Este mismo criterio es sostenido por el insigne tratadista HERNANDO DEVIS ECHANDÍA en su obra estudios de derecho procesal, tomo I, página 337, 1967, para quien el proceso contiene una pugna de intereses que persigue la solución definitiva del conflicto mediante una sentencia, sea aquel de naturaleza civil, mercantil, laboral, tránsito, entre otros. Conflicto este, que se traduce en una especie de lucha jurídica, de pruebas y alegaciones, incidencias, recursos y solicitudes de otra índole que discurren a lo largo del proceso.
Nuestro texto Constitucional, postula al proceso como un instrumento fundamental para la realización de la justicia (Vid. Artículo 257), refiriéndose así, según las más avanzada doctrina a una justicia material verdadera, lo cual obliga a los distintos integrantes del sistema de justicia diseñado por la Carta Política de 1999 (Vid. Artículo 253), a interpretar el proceso, a través de la nueva perspectiva que sobre el Estado y las Leyes generó la vigente Carta Magna, debiendo tanto el justiciable como el jurisdicente, desdoblar cada institución diseñada por la vieja norma adjetiva civil aún vigente, hasta conseguir su fundamento constitucional, con el fin de impregnar al vetusto proceso de las valores, derechos y garantías diseñados por el constituyente patrio y así lograr tutelar satisfactoriamente los derechos judicializados.
Tal ejercicio trapecístico de derecho, impone esencialmente informar al proceso civil del año 1987, de la garantía de la tutela judicial efectiva diseñada por la Carta Política del año 1999, así como del debido proceso como expresión bifronte tanto de los derechos como de las garantías mínimas con las que deben contar los ciudadanos en los procesos administrativos y judiciales, teniendo como ancla de ello, la supremacía constitucional contenida en el artículo 7 de la Constitución de la República Bolivariana de Venezuela, ello en el marco de un Estado Democrático y Social de Derecho y de Justicia como el que nos rige.
No obstante, aun teniendo en cuenta la constitucionalización del proceso civil antes expuesta, resulta innegable que, a fin de garantizar la certeza jurídica y la paz social, todo proceso debe estar regido por el principio de legalidad, observándose en tal sentido que el artículo 12 del Código de Procedimiento Civil, dispone, lo siguiente:
Artículo 12: “Los jueces tendrán por norte de sus actos la verdad, que procurarán conocer en los límites de su oficio. En sus decisiones el Juez debe atenerse a las normas del derecho, a menos que la Ley lo faculte para decidir con arreglo a la equidad. Debe atenerse a lo alegado y probado en autos, sin poder sacar elementos de convicción fuera de estos, ni suplir excepciones o argumentos de hechos no alegados ni probados. El Juez puede fundar su decisión en los conocimientos de hecho que se encuentren comprendidos en la experiencia común o máxima de experiencia. En la interpretación de contratos o actos que presenten oscuridad o deficiencia, los jueces se atendrán al propósito y a la intención de las partes o de los otorgantes, teniendo en mira las exigencias de la Ley, de la verdad y de la buena fe.”

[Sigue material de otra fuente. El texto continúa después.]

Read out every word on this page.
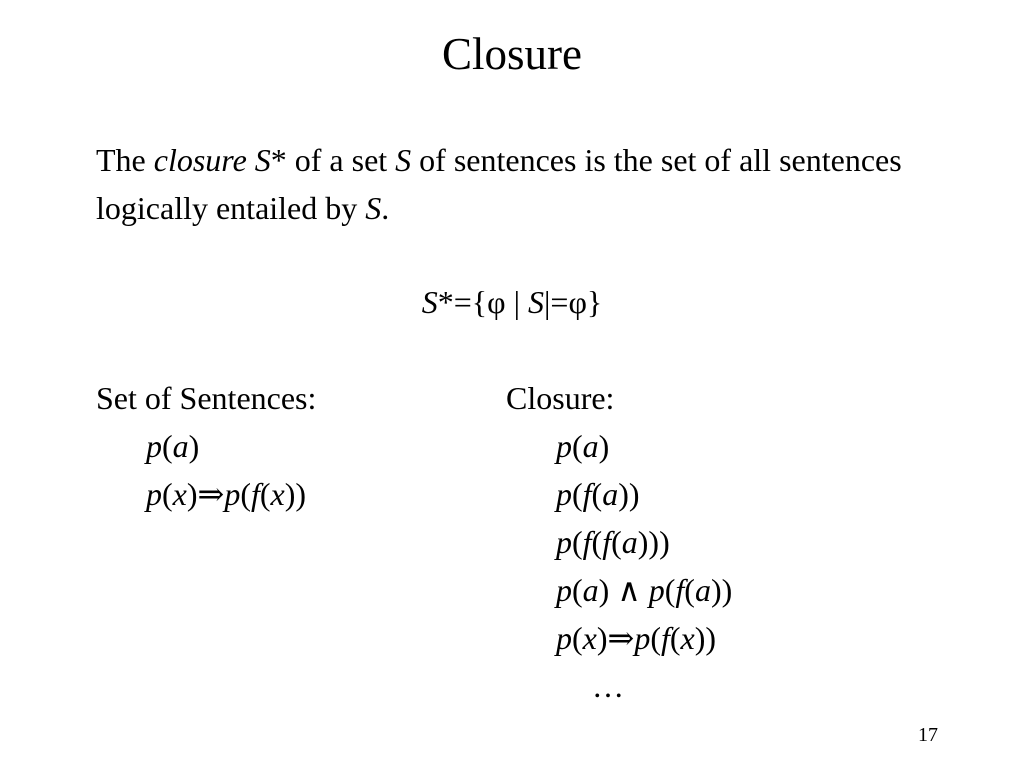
Closure
The closure S* of a set S of sentences is the set of all sentences logically entailed by S.
S*={φ | S|=φ}
Set of Sentences:
p(a)
p(x)⇒p(f(x))
Closure:
p(a)
p(f(a))
p(f(f(a)))
p(a) ∧ p(f(a))
p(x)⇒p(f(x))
…
17
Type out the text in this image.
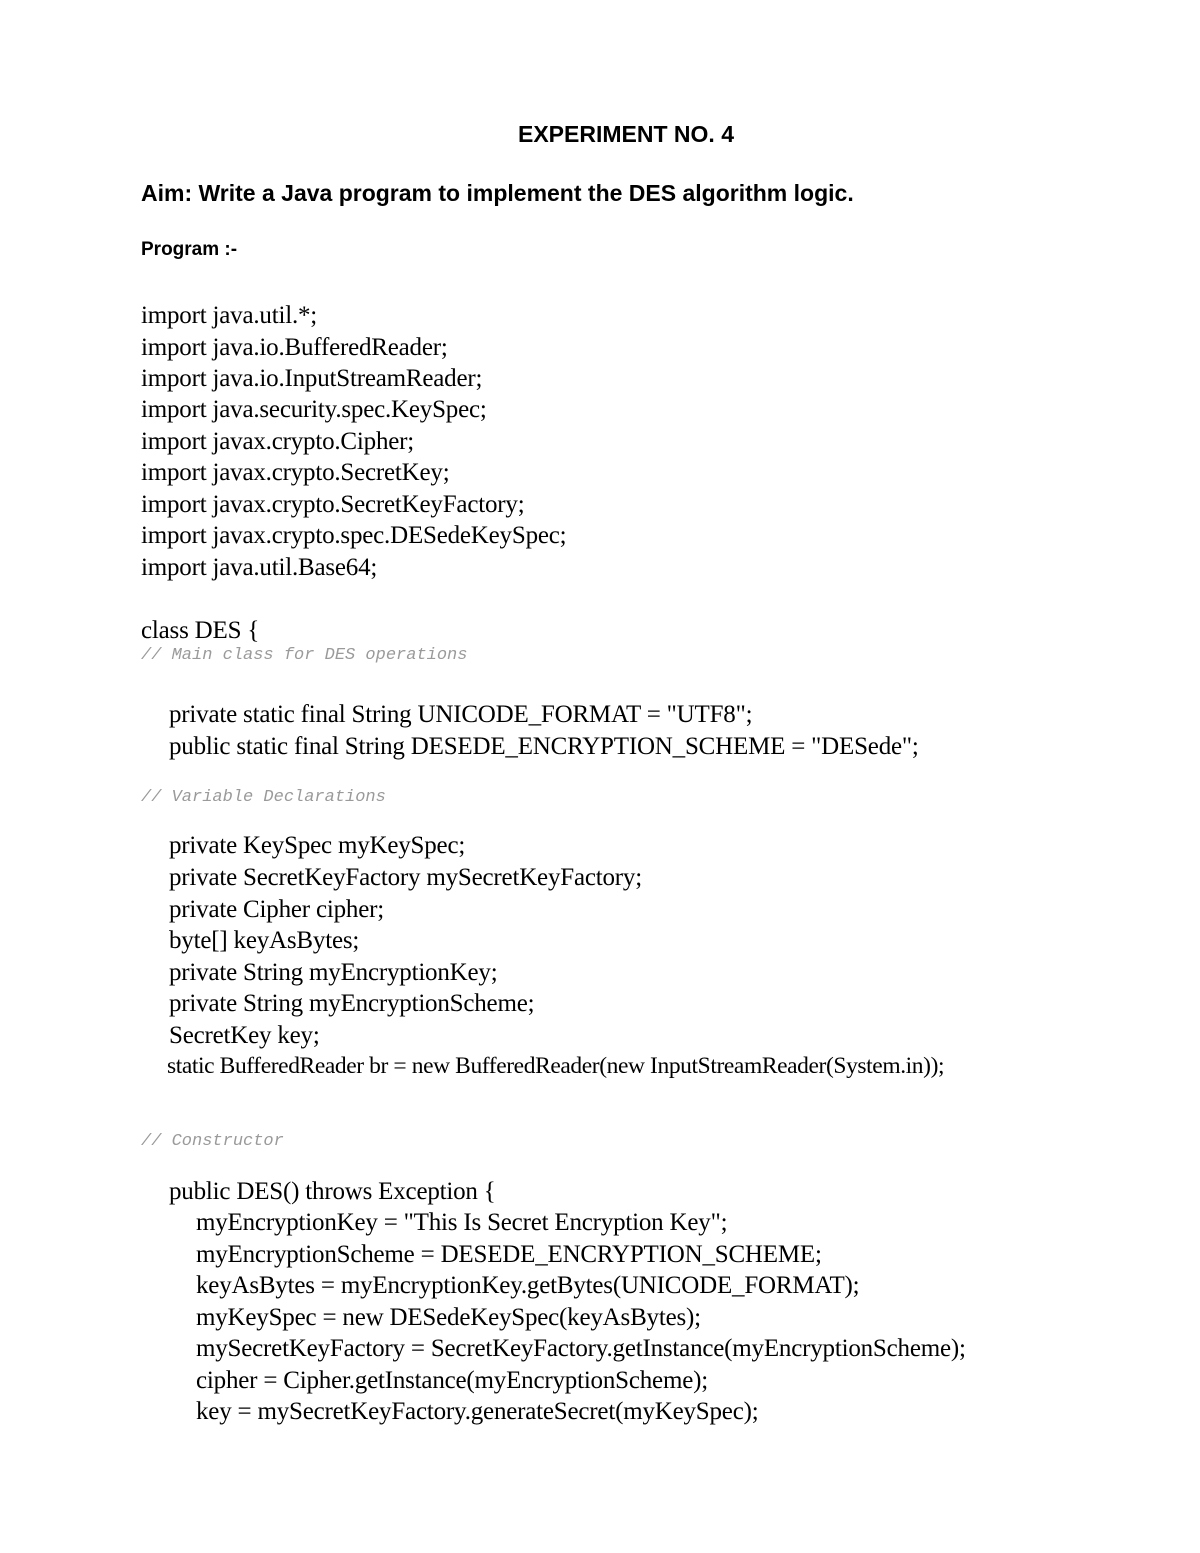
EXPERIMENT NO. 4
Aim: Write a Java program to implement the DES algorithm logic.
Program :-
import java.util.*;
import java.io.BufferedReader;
import java.io.InputStreamReader;
import java.security.spec.KeySpec;
import javax.crypto.Cipher;
import javax.crypto.SecretKey;
import javax.crypto.SecretKeyFactory;
import javax.crypto.spec.DESedeKeySpec;
import java.util.Base64;
class DES {
// Main class for DES operations
private static final String UNICODE_FORMAT = "UTF8";
public static final String DESEDE_ENCRYPTION_SCHEME = "DESede";
// Variable Declarations
private KeySpec myKeySpec;
private SecretKeyFactory mySecretKeyFactory;
private Cipher cipher;
byte[] keyAsBytes;
private String myEncryptionKey;
private String myEncryptionScheme;
SecretKey key;
static BufferedReader br = new BufferedReader(new InputStreamReader(System.in));
// Constructor
public DES() throws Exception {
myEncryptionKey = "This Is Secret Encryption Key";
myEncryptionScheme = DESEDE_ENCRYPTION_SCHEME;
keyAsBytes = myEncryptionKey.getBytes(UNICODE_FORMAT);
myKeySpec = new DESedeKeySpec(keyAsBytes);
mySecretKeyFactory = SecretKeyFactory.getInstance(myEncryptionScheme);
cipher = Cipher.getInstance(myEncryptionScheme);
key = mySecretKeyFactory.generateSecret(myKeySpec);
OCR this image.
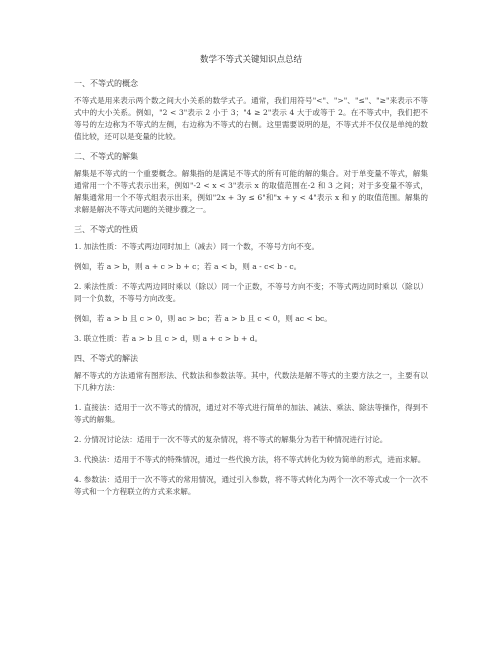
数学不等式关键知识点总结
一、不等式的概念

不等式是用来表示两个数之间大小关系的数学式子。通常，我们用符号"<"、">"、"≤"、"≥"来表示不等式中的大小关系。例如，"2 < 3"表示 2 小于 3；"4 ≥ 2"表示 4 大于或等于 2。在不等式中，我们把不等号的左边称为不等式的左侧，右边称为不等式的右侧。这里需要说明的是，不等式并不仅仅是单纯的数值比较，还可以是变量的比较。

二、不等式的解集

解集是不等式的一个重要概念。解集指的是满足不等式的所有可能的解的集合。对于单变量不等式，解集通常用一个不等式表示出来，例如"-2 < x < 3"表示 x 的取值范围在-2 和 3 之间；对于多变量不等式，解集通常用一个不等式组表示出来，例如"2x + 3y ≤ 6"和"x + y < 4"表示 x 和 y 的取值范围。解集的求解是解决不等式问题的关键步骤之一。

三、不等式的性质

1. 加法性质：不等式两边同时加上（减去）同一个数，不等号方向不变。

例如，若 a > b，则 a + c > b + c；若 a < b，则 a - c< b - c。

2. 乘法性质：不等式两边同时乘以（除以）同一个正数，不等号方向不变；不等式两边同时乘以（除以）同一个负数，不等号方向改变。

例如，若 a > b 且 c > 0，则 ac > bc；若 a > b 且 c < 0，则 ac < bc。

3. 联立性质：若 a > b 且 c > d，则 a + c > b + d。

四、不等式的解法

解不等式的方法通常有图形法、代数法和参数法等。其中，代数法是解不等式的主要方法之一，主要有以下几种方法：

1. 直接法：适用于一次不等式的情况，通过对不等式进行简单的加法、减法、乘法、除法等操作，得到不等式的解集。

2. 分情况讨论法：适用于一次不等式的复杂情况，将不等式的解集分为若干种情况进行讨论。

3. 代换法：适用于不等式的特殊情况，通过一些代换方法，将不等式转化为较为简单的形式，进而求解。

4. 参数法：适用于一次不等式的常用情况，通过引入参数，将不等式转化为两个一次不等式或一个一次不等式和一个方程联立的方式来求解。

Desprendiéndose de la norma supra trascrita el principio dispositivo que rige a los procesos civiles, donde el juez debe atenerse a lo alegado y probado en autos, sin que ello implique per se, que no pueda aplicar como un verdadero componedor de la controversia, las facultades probatorias oficiosas previstas en la norma adjetiva civil, máxime cuando el fundamento de las mismas sea la necesidad de aclarar dudas en búsqueda de la verdad como norte de sus actos y la justicia como fin del proceso.
Entendiéndose de lo ut supra que es atribución inherente al ejercicio de las funciones que desempeña el juez, ser el director del proceso y dirimir los conflictos que sean sometidos a su conocimiento, por cuanto así lo establece la normativa contenida en el artículo 14 eiusdem y las reiteradas sentencias de las Salas del más alto Tribunal de esta República, para lo que se puede citar en el cuerpo de esta sentencia el criterio contenido en la decisión Nº 341, de fecha 31 de octubre de 2000, de la Sala de Casación Civil, que reza:
"(...) la labor de un Juez es dirigir el proceso y dirimir una controversia, pero sólo podrá hacerlo si cuenta con los elementos de juicio necesarios para ello, es decir, es deber irrenunciable de las partes suministrar las copias certificadas de las actuaciones pertinentes en los cuales estén esos elementos de juicio que el juez necesita para producir su decisión.”
En este sentido, las medidas cautelares, son disposiciones jurisdiccionales en aras de proteger o precaver que el fallo de un juicio principal quede infructuoso o ilusorio en su ejecución y la más noble tarea de la justicia material preventiva la cual busca mecanismos de garantías adicionales a la mera función de juzgar.
De manera pues, el poder cautelar implica una potestad reglada y el deber que tienen los jueces para evitar cualquier daño que se presente como probable, concreto e inminente en el marco de un proceso en perjuicio de las partes y por supuesto en detrimento de la administración de justicia.
En el mismo orden de ideas, el autor RAFAEL ORTIZ observa, que el poder cautelar es la potestad otorgada a los jueces y procedente a la voluntad del legislador para dictar las decisiones cautelares que sean adecuadas y pertinentes en el marco de un proceso jurisdiccional y con la finalidad inmediata de evitar el acaecimiento de un daño o una lesión irreparable a los derechos de las partes y la majestad de la justicia, en el marco del proceso.
Además, es importante acotar, lo sustentado por la Sala Constitucional del Tribunal Supremo de Justicia, en sentencia Nº 1662, de fecha 16 de junio de 2003, con respecto al uso del poder cautelar del juez, cuyo tenor dice:
“(…) Este juzgamiento excepcional se justifica cuando el poder cautelar del juez no puede ser ilimitado ni absoluto, antes, por el contrario, las medidas cautelares no pueden infringir derechos constitucionales en grado de inhabilitar civilmente al ciudadano sobre el cual ellas pesen, ya que las mismas fueron concebidas por el legislador para garantizar la tutela judicial efectiva y, por ende, la seguridad jurídica del justiciable. Esta es la premisa que, en criterio de esta Sala, debe orientar la actuación de todos los jueces de la República en el uso de su poder cautelar general.”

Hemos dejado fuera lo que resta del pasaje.